Investor sentiment across Australia continues to show strong geographic concentration, with Queensland maintaining its position as the most preferred investment destination over the next 12 months. However, momentum has eased compared to peak sentiment levels recorded in late 2024, signalling a shift from rapid expansion into a more measured phase of market participation.
The Q1 2026 APIM Property Sentiment Report shows approximately one-third of investors identify Queensland as offering the strongest prospects nationally. Victoria follows with 22%, New South Wales at 19%, and Western Australia at 16%. This distribution reinforces the continued dominance of eastern seaboard markets, where population growth, employment density, and infrastructure investment remain strongest.
Lower-tier markets remain significantly less favoured by investors. South Australia records 6%, Tasmania 4%, Northern Territory 3%, and the ACT just 1%. This highlights a clear concentration of capital into a small number of core markets, with investor behaviour increasingly shaped by perceived liquidity, growth consistency, and rental demand depth.
Although Queensland remains dominant, the data indicates moderation in activity levels compared to previous survey periods. This suggests the market is transitioning away from a period of heightened momentum and into a more selective investment environment where asset choice and timing are becoming more critical.
Around 15% of investors who exited the market cited rental reforms and legislative changes as a key factor influencing their decision, second only to profit-taking. This is a significant indicator of how regulatory environments are now directly influencing portfolio decisions. Even in markets with strong fundamentals, policy shifts are capable of altering investor confidence and reshaping allocation strategies.
This sensitivity to regulation highlights a broader structural change in investor behaviour. Property investment is becoming less about passive capital growth expectations and more about active management of risk, compliance, and long-term yield performance. As a result, investors are increasingly factoring in policy direction when selecting both geography and asset type.
Investor purchasing intentions remain broadly stable, but there is a clear evolution in asset preference. Detached houses continue to dominate investor demand, although their share has declined for a second consecutive reporting period. This gradual shift suggests that investors are reassessing the balance between capital growth potential and rental yield efficiency.

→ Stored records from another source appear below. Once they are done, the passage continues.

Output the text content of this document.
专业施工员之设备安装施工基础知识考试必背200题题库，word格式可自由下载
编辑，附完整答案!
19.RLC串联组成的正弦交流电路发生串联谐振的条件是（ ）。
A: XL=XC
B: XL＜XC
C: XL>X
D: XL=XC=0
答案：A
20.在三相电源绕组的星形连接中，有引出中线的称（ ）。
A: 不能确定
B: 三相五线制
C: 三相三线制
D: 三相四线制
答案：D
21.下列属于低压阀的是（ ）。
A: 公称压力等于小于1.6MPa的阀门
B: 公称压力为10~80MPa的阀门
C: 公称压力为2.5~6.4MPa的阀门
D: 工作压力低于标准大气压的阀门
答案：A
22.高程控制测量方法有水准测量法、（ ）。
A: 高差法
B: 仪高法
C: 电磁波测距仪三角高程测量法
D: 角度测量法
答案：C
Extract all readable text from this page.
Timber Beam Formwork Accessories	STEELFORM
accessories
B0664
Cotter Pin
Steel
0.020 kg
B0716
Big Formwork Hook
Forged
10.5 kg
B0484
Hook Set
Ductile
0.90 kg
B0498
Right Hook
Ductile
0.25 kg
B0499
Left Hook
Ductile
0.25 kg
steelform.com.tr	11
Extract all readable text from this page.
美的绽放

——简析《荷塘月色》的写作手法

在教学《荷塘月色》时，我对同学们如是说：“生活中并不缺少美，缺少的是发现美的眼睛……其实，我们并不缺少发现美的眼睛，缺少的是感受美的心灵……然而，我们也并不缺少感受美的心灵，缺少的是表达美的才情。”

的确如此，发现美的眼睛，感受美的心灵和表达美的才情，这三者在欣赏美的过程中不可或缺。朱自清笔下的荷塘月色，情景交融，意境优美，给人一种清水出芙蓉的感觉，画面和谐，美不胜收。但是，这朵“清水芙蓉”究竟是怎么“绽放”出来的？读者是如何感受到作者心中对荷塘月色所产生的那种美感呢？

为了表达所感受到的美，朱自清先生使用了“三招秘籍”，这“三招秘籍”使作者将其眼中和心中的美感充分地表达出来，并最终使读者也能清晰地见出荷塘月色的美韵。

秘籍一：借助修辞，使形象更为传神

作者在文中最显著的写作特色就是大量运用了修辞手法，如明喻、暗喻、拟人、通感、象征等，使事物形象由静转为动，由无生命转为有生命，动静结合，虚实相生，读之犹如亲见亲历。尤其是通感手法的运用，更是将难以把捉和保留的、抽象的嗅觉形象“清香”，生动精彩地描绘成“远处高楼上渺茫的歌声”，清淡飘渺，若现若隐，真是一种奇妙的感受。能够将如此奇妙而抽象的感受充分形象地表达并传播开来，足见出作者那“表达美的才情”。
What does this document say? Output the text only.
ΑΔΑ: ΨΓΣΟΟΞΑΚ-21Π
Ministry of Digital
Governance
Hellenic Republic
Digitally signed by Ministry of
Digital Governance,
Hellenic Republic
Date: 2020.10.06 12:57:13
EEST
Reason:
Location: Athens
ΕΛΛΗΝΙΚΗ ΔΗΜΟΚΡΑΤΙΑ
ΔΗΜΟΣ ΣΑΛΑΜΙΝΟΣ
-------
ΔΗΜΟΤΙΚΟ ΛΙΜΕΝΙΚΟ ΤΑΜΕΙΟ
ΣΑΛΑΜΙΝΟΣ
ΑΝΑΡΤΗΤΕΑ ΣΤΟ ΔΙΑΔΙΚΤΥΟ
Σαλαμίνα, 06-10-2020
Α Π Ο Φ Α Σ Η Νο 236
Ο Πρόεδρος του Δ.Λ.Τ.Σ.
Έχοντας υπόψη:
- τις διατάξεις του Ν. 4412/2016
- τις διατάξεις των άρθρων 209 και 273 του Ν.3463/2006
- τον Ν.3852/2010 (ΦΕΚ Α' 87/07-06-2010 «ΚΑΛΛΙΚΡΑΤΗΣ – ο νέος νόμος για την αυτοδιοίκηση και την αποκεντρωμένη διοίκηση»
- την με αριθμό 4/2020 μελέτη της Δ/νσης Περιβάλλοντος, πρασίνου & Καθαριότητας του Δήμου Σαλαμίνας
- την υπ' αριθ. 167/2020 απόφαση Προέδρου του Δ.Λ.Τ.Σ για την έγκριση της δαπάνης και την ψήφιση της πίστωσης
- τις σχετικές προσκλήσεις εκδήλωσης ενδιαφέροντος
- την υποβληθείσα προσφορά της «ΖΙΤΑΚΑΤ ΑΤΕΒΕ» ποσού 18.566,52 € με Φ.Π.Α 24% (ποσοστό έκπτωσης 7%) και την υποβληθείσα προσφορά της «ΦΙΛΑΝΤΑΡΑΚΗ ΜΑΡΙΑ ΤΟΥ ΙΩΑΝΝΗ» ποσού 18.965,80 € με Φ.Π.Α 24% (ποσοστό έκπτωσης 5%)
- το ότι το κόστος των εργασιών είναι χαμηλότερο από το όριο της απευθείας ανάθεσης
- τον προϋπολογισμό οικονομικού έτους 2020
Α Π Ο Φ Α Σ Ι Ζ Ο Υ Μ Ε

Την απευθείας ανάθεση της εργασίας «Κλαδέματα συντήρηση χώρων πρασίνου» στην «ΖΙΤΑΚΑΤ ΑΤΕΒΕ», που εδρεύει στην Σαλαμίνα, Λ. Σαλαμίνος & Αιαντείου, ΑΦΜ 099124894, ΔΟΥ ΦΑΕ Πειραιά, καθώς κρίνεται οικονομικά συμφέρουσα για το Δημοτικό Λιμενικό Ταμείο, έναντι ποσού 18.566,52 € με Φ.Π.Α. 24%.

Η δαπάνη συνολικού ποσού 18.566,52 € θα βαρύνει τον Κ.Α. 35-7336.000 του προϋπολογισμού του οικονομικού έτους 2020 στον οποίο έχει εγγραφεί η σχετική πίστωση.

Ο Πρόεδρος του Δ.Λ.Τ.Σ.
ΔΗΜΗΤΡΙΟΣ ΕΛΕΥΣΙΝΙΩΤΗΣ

Townhouses and apartments are gradually gaining traction as investors respond to entry price pressures, rising holding costs, and changing tenant demand profiles. These asset types often provide stronger yields and lower maintenance exposure, which can be more attractive in a higher interest rate environment.
Overall, investor behaviour is becoming more strategic and data driven. There is a growing emphasis on yield optimisation, regulatory awareness, and long-term portfolio positioning rather than broad market exposure. This marks a clear evolution from cyclical speculation toward more disciplined investment frameworks, particularly in markets experiencing higher policy intervention and affordability constraints.